The capital-campaign kickoff party this weekend pulled out all the stops. Free food, free beer, lots of red and blue. It was a party worthy of an ambitious $3.5 billion fundraising goal, the amount the University hopes to raise by 2012.

It seems to be working, at least so far. President Amy Gutmann sent out a gushing e-mail to the entire Penn community on Saturday night saying that the campaign has already raised $1.6 billion. Only a few billion more to go! But all the glitz and free booze couldn't cover up one basic fact: Penn doesn't manage those donations as well as it should. And that means that students aren't reaping the full benefits of alumni gifts.

Don't get me wrong - I think giving back to Penn is a wonderful cause. Large or small, donations help pay for better financial aid, better faculty, better facilities. I even gave 20 bucks to the senior-class gift drive, because I wanted to donate what I could to a university I love.

But many of the big gifts - the kind University administrators were looking for this homecoming weekend - go straight into Penn's endowment, a fund that officials have consistently mismanaged for years.

The University's endowment currently stands at $6.6 billion, a number that sounds pretty big. And the endowment needs to be big: It helps pay for almost every aspect of daily life here at Penn.

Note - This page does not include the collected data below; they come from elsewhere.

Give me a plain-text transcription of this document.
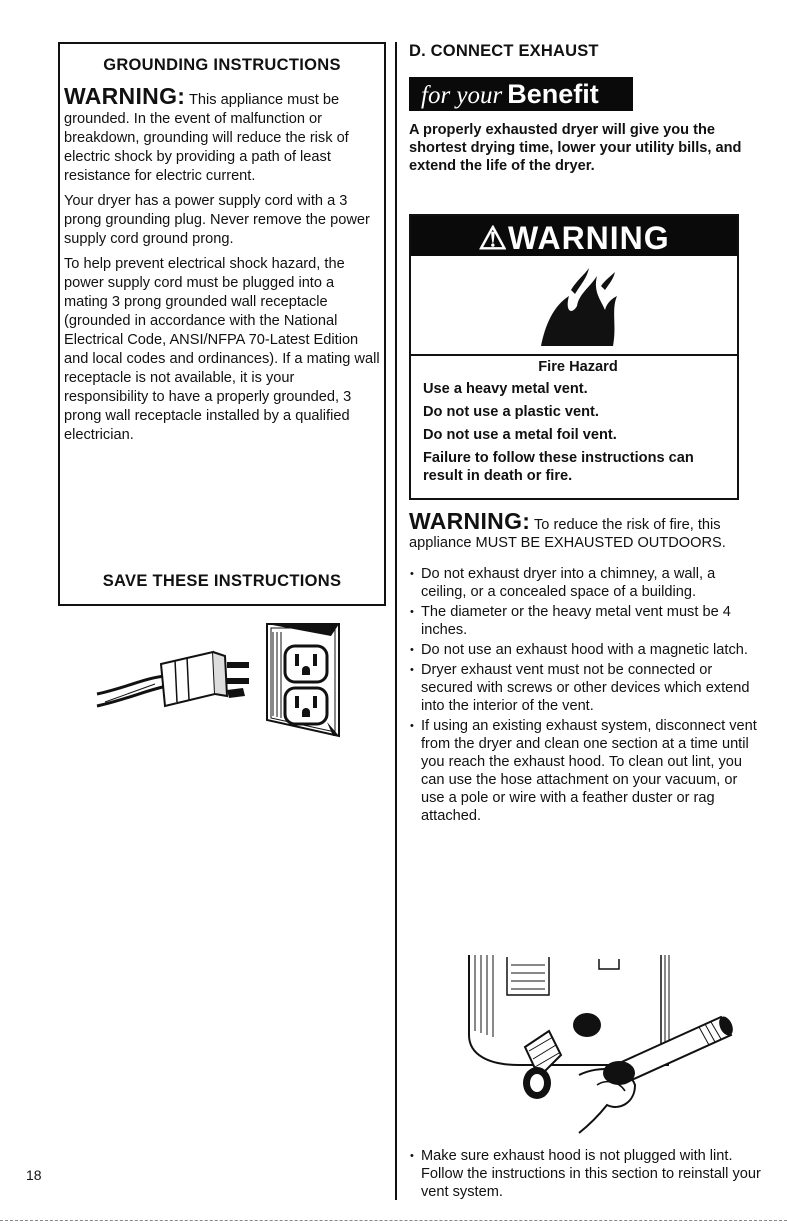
GROUNDING INSTRUCTIONS

WARNING: This appliance must be grounded. In the event of malfunction or breakdown, grounding will reduce the risk of electric shock by providing a path of least resistance for electric current.

Your dryer has a power supply cord with a 3 prong grounding plug. Never remove the power supply cord ground prong.

To help prevent electrical shock hazard, the power supply cord must be plugged into a mating 3 prong grounded wall receptacle (grounded in accordance with the National Electrical Code, ANSI/NFPA 70-Latest Edition and local codes and ordinances). If a mating wall receptacle is not available, it is your responsibility to have a properly grounded, 3 prong wall receptacle installed by a qualified electrician.

SAVE THESE INSTRUCTIONS
18
D. CONNECT EXHAUST
for your Benefit
A properly exhausted dryer will give you the shortest drying time, lower your utility bills, and extend the life of the dryer.
⚠WARNING
Fire Hazard
Use a heavy metal vent.
Do not use a plastic vent.
Do not use a metal foil vent.
Failure to follow these instructions can result in death or fire.
WARNING: To reduce the risk of fire, this appliance MUST BE EXHAUSTED OUTDOORS.
• Do not exhaust dryer into a chimney, a wall, a ceiling, or a concealed space of a building.
• The diameter or the heavy metal vent must be 4 inches.
• Do not use an exhaust hood with a magnetic latch.
• Dryer exhaust vent must not be connected or secured with screws or other devices which extend into the interior of the vent.
• If using an existing exhaust system, disconnect vent from the dryer and clean one section at a time until you reach the exhaust hood. To clean out lint, you can use the hose attachment on your vacuum, or use a pole or wire with a feather duster or rag attached.
• Make sure exhaust hood is not plugged with lint. Follow the instructions in this section to reinstall your vent system.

Unfortunately, this is one area where Penn should have an inferiority complex. Compared to some of our Ivy League peers, our endowment is small change. Harvard's is $34.9 billion; Yale's is $22.5 billion.

Clearly, we need to catch up.

The endowment is only as useful as Penn officials make it. Penn's Chief Investment Officer Kristin Gilbertson and her staff invest the endowment which (in theory) leads to increased returns. That means more money for the things we experience every day.

Historically, Penn has gotten returns on its investments in the single digits.

Compare that to what our Ivy League competitors to the north have been able to do.

Take 2005, for example. Penn managed a measly 8.5 percent returns on its investments, while Yale saw 22.2 percent and Harvard earned 19.5. These numbers are only a sampling of a long-established trend.

So not only do other Ivy League schools have bigger endowments for smaller student bodies, their investment officers have also been able to manage their money significantly better.

Harvard and Yale, of course, are the exception to the rule. Most other universities don't invest their endowments nearly as well, nor do they have such astronomical amounts of money to work with. Both universities have generated headlines around the country for their exceptional investing savvy.

That's all well and good, but isn't Penn the university with the greatest business school in the world?

"There were a number of alumni, particularly in finance . [who said,] 'I can make a lot more money with my money than you can,'" said John Zeller, who spearheads Penn's fundraising efforts.

To Penn's credit, this past fiscal year was a definite improvement. University officials reported 20.2 percent returns on its investments.

This is a number Wharton alums can be more proud of. Penn performed on a level comparable with Harvard, which managed 23 percent returns. But we still lagged behind Yale, which led the pack with 28 percent.

But for our capital campaign to have any kind of lasting impact, Penn officials need to prove that they can consistently achieve those kinds of results.

It's not about competing with Harvard and Yale. It's about showing alumni that their donations will be put to good use.